Empat Belas

113 7 3
                                    

Setiap rasa sakit, selalu ada penawar untuk menyembuhkan.

***

Teriknya matahari yang menyengat seakan menusuk kulit tidak membuat Jevan berhenti dari kegiatannya. Tangannya sibuk memungut sampah menggunakan alat yang disediakan. Tidak ada sepatah kata yang terlontar darinya. Bahkan untuk mengumpat di dalam hati bukanlah kebiasaannya.

"Sampah mungut sampah nih yeee!" seru seseorang disambut gelak tawa dari beberapa orang lainnya.

Tanpa mencari tahu siapa disi oran dimana posang yang mengejeknya, Jevan mengetahui bahwa itu suara Ettan. Kepalanya mendongak melihat lima orang sedang berada di rooftop sekolah. Keempatnya berdiri di samping Ettan yang duduk di pembatas rooftop dengan menjuntaikan kakinya.

"Semangat Jevan!" ujar Argi tak kalah keras.

"Lo ada bakat kerja mungut sampah, ya? Cocok soalnya." Ozi berujar dengan tatapan sinisnya.

"Go Jevan Go Jevan. Yuk bisa yuk!" Daniel mengangkat tangan kanannya yang terkepal sebagai bentuk isyarat agar Jevan semangat. "Bisa jadi babu sekolah!" lanjutnya diiringi ledakan tawa dari keempatnya.

Gaven menatap jengah. Mereka menariknya paksa hanya untuk menonton hal yang kurang bermanfaat ini? Sungguh, ia lebih baik dihadapkan dengan tumpukan buku bacaan daripada harus ikut keempat temannya itu. "Manfaat dari kegiatan kalian seperti ini apa?"

"Bila mengganggu orang lemah seperti Jevan, kita akan senang," jawab Arghi semangat.

"Yuk, balik! Jangan kelamaan di sini, ntar aura kita jadi negatif kayak si anak haram!" seru Daniel mengajak teman-temannya. Ia sempat melirik Jevan yang terdiam kaku sembari menatap sendu mereka, namun apa pedulinya?

Senyum getir terpatri di wajah Jevan setelah mereka pergi meninggalkan rooftop. Ia terlalu lelah harus merasakan sakit atas kalimat hinaan yang terlontar dari banyak orang dengan mengatasnamakan "bercanda". Semua perkataan dan perilaku memiliki batasan, bukan? Tapi, entah mengapa mereka semua seperti tidak memiliki batasan dalam bercanda dan tidak memikirkan dampak apa yang dialami korban saat mendapatkan kalimat hinaan tersebut.
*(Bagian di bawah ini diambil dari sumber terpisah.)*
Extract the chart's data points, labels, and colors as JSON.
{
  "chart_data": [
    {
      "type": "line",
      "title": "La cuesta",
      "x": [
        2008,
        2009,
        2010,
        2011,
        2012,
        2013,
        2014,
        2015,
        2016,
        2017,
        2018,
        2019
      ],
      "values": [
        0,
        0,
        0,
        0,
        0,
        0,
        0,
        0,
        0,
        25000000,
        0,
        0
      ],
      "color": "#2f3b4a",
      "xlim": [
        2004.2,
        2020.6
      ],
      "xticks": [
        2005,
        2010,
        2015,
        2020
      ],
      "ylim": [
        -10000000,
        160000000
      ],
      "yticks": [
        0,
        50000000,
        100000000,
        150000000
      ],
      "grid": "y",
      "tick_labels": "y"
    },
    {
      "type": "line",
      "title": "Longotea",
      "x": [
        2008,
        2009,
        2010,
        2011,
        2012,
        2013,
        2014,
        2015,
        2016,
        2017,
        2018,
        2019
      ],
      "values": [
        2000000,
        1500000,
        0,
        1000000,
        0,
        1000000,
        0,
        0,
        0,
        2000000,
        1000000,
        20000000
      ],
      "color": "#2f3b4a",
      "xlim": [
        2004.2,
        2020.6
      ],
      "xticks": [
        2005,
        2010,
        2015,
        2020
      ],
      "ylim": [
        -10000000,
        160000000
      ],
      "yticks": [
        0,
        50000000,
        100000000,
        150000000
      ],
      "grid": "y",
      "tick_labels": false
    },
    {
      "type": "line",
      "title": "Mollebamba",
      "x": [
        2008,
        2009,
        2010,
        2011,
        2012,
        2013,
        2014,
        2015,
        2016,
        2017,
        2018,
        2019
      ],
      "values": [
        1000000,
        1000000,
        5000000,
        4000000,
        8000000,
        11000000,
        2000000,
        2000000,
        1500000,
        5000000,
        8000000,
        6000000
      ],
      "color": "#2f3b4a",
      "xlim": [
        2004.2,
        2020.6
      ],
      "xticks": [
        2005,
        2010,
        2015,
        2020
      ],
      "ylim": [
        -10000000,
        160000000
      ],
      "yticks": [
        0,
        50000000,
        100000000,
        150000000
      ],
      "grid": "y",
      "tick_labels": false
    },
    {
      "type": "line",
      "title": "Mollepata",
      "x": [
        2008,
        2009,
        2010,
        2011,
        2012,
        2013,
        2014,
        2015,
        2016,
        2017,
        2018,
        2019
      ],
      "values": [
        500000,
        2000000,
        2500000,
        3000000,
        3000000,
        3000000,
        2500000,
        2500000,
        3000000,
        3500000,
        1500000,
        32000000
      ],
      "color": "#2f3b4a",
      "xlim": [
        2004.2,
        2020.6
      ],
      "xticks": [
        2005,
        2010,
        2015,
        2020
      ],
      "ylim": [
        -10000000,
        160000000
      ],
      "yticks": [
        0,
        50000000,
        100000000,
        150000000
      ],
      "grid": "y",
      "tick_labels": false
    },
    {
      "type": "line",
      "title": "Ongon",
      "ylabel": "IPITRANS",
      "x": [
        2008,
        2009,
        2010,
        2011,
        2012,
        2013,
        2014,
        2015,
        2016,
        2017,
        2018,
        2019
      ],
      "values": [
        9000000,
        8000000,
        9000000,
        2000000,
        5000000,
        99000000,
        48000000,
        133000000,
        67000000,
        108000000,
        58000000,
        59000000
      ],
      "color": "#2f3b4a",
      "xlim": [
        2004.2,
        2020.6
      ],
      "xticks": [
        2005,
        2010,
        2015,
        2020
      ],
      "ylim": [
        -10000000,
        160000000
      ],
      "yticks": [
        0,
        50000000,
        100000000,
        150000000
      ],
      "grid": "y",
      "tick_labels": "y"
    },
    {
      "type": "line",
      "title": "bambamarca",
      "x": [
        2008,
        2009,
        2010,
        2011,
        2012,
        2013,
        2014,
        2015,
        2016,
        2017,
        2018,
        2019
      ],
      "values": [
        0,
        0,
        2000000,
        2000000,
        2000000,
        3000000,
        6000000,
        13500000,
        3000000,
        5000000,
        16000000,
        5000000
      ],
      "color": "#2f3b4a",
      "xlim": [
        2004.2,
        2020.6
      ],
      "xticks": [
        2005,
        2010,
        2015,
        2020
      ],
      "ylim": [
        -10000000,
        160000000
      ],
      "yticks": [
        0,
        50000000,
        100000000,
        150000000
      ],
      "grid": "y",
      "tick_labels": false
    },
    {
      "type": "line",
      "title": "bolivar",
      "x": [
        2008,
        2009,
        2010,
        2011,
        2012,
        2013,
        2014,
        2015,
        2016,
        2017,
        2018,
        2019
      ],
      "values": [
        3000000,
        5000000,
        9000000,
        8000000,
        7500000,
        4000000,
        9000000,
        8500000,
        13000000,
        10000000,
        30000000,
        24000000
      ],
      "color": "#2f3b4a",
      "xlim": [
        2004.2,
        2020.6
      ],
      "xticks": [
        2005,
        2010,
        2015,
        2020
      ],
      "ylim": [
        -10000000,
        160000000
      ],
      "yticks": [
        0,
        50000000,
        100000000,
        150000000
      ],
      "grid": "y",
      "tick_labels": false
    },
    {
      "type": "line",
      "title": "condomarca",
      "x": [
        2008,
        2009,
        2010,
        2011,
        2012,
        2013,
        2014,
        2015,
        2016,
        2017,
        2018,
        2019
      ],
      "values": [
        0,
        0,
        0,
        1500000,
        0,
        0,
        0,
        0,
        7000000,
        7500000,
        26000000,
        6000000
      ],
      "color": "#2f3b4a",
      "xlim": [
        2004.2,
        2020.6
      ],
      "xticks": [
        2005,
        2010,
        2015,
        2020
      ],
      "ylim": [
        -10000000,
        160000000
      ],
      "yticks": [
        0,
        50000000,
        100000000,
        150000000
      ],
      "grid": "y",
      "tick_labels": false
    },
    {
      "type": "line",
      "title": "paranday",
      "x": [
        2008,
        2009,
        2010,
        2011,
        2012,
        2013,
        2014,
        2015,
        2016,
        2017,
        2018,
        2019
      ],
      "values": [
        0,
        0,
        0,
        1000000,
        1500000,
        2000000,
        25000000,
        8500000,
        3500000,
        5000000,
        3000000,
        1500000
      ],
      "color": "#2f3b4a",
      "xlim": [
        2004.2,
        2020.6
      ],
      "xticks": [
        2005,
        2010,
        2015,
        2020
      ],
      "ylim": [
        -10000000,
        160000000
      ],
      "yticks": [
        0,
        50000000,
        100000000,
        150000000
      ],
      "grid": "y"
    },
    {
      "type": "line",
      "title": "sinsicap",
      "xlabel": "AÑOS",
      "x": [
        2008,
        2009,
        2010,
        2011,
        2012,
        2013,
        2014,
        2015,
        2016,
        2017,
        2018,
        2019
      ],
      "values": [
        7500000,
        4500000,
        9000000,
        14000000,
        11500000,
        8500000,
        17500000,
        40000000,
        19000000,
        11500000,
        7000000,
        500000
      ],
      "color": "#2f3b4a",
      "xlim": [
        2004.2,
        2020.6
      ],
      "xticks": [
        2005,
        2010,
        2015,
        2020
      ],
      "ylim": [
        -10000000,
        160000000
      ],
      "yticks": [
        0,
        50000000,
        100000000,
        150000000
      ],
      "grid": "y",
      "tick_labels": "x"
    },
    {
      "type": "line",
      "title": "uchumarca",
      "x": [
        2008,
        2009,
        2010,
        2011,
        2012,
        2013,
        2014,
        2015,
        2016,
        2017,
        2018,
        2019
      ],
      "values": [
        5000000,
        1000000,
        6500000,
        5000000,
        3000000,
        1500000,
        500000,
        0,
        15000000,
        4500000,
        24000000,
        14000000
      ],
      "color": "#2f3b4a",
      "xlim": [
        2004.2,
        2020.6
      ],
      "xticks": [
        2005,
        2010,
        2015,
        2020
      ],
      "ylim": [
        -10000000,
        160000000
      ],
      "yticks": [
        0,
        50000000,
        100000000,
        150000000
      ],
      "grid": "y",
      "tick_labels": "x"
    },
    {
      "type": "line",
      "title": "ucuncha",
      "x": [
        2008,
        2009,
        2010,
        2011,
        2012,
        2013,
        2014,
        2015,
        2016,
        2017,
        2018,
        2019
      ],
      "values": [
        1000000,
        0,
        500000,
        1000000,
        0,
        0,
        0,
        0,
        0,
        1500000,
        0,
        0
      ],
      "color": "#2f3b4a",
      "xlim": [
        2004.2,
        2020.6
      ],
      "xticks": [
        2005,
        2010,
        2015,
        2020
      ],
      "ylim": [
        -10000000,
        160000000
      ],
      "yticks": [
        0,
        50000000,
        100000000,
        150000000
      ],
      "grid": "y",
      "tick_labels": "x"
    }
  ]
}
Menghembuskan napasnya pelan sembari menetralkan rasa lelah dan sakit kepalanya akibat terpapar sinar matahari secara langsung. Ia mengedarkan pandangannya. Takut jika ada sampah di sekitar lapangan yang jarang terpakai itu. Dirasa selesai mengerjakan hukumannya, Jevan melangkahkan kakinya menuju pohon rindang yang berada di pinggir lapangan dan duduk seraya menyenderkan punggungnya. Matanya terpejam menikmati semilir angin yang menyapu lembut permukaaan kulitnya.

Semoga keadilan dan kebahagiaan berpihak pada hidup saya. batinnya diiringi senyum tipis yang menghiasi wajahnya.

Sentuhan halus di pelipis membuat Jevan terkejut. Louren, gadis itu sibuk mengusap peluh lelaki itu menggunakan tisu di tangannya. Kegiatan Louren terhenti saat maniknya bertubrukan dengan manik hitam Jevan. Dalam hati menjerit karena untuk kesekian kali dirinya jatuh cinta dengan mata lelaki itu.

"Jadi makin cinta sama lo," celetuk Louren tersenyum manis hingga membuat kedua sudut matanya tertarik.

Lihat! Baru saja mereka saling menatap satu sama lain layaknya drama korea, celetukan Louren merusak suasana. Berharap gadis itu menjadi pemeran utama dalam drama romantis sepertinya tidak akan pernah terjadi. Bahkan untuk dicasting menjadi pemeran di sinetron azab sangat mustahil.

Jevan segera menegakkan tubuhnya. Sedikit menjauh dari Louren sebelum ada yang melihat mereka. "K-kamu ngapain di sini?"

"Gugup lo?" heran Louren. "Sini deketan, gue mau usap keringat lo."